Of course, she didn't rationalized all this at the time; it was just happening naturally in her head. Constructing the narrative at one's convenience, from an elevated mental state, would be preferable. That, too, she only realized in retrospect, and had not occured to her at this moment. Yuno wasn't sure that any thoughts were her own, really. But, she did manage to put a scarf and coat on, and the leggings and skirt and boots came naturally afterward, and she began to feel ready. Having her clothes on felt like a white porcelain plate, with little floral designs printed around the rim, freshly rinsed through a sink full of dirty dishes. She felt ready enough to carry herself out of the complex, to lock the door behind her, to check the mailbox, to step out onto the sidewalk at a time of day she never had before in this light, alone, toward a destination she had known perfectly well of but never traversed to with this particular intention.

Yuno walked through the suburbs, the buildings bringing the sky much closer to the ground than they seemed. The power lines hung too low, gathering the dust of encroaching dusk, while a trick of perspective in the darkness allowed her to imagine the buildings as interconnected. What were cobwebs really made of, anyways? Yuno asked herself. Was it dust that had collected on the abandoned webs of spiders? That was probably it. And how they are usually invisible until the dust starts collecting.
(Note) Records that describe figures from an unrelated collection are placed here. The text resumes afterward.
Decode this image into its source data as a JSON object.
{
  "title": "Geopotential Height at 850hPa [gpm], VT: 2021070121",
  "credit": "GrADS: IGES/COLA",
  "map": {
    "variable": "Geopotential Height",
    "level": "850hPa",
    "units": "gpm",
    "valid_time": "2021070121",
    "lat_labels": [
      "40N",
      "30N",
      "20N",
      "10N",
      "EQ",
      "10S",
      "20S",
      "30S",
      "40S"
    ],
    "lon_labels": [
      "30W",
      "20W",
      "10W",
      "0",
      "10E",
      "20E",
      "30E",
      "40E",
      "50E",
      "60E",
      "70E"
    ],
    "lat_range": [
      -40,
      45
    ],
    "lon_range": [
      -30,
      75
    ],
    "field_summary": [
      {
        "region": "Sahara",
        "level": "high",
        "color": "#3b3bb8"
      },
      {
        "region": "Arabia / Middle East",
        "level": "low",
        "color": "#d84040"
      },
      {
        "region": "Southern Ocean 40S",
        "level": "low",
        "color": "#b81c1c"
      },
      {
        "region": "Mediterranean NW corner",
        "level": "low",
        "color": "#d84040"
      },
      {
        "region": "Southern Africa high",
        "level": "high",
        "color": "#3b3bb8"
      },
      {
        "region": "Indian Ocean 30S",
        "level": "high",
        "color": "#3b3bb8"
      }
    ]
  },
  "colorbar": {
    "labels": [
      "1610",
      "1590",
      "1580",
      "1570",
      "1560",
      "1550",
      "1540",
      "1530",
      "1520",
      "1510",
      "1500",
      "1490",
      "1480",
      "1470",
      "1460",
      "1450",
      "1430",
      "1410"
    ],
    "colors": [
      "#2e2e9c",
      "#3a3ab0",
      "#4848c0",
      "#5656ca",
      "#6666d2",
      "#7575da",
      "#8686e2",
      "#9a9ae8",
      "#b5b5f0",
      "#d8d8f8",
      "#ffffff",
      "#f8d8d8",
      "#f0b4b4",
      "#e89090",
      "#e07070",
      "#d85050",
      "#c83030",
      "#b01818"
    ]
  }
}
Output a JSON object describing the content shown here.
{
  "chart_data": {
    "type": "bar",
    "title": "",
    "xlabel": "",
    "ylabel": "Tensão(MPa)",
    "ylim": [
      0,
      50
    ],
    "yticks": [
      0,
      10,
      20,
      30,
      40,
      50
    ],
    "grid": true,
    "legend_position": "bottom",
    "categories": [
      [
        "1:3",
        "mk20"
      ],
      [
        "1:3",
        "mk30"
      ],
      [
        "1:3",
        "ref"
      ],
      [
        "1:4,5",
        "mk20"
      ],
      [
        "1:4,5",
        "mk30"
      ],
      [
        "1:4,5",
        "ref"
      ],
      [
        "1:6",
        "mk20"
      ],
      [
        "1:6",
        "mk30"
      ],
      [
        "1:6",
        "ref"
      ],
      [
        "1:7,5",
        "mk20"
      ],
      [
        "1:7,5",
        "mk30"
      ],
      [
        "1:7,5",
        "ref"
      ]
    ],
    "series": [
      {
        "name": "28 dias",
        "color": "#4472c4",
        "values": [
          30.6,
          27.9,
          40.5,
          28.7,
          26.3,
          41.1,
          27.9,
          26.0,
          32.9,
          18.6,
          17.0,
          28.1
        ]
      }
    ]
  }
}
Only after the web is abandoned and forgotten, after flakes of dead skin and wandering motes of dirt and ash have time to settle, can the visage of the web even be seen and finally recognized.

Yuno walked to the train line against a crowd of business men and women and shoppers. The station was wide with low ceilings, the tile floors sleek and reflecting the lights from the ceilings, the entire scene to her draped in a muted yellow light, an ambiance lacking the quaint warmth of sepia, echoing the clip clop of heels and murmurs, all in synchronicity with the agreed upon rules of time, while Yuno felt completely off the rails but still tied down to her own tracks, coasting to a seat on the Keihin-Tohoku line.

In the train car, taking a seat, the car crowds. Lady with dog in a carriage made for children. Neglecting to see or remember the faces of anyone. An elderly woman denied a seat. Voice feeling stifled. Not sure when she spoke last. Not alone but feeling alone, all eyes transfixed on nowhere. Yuno intuits invisible diagrams where dust will soon settle, the webs always forming, if only for a moment.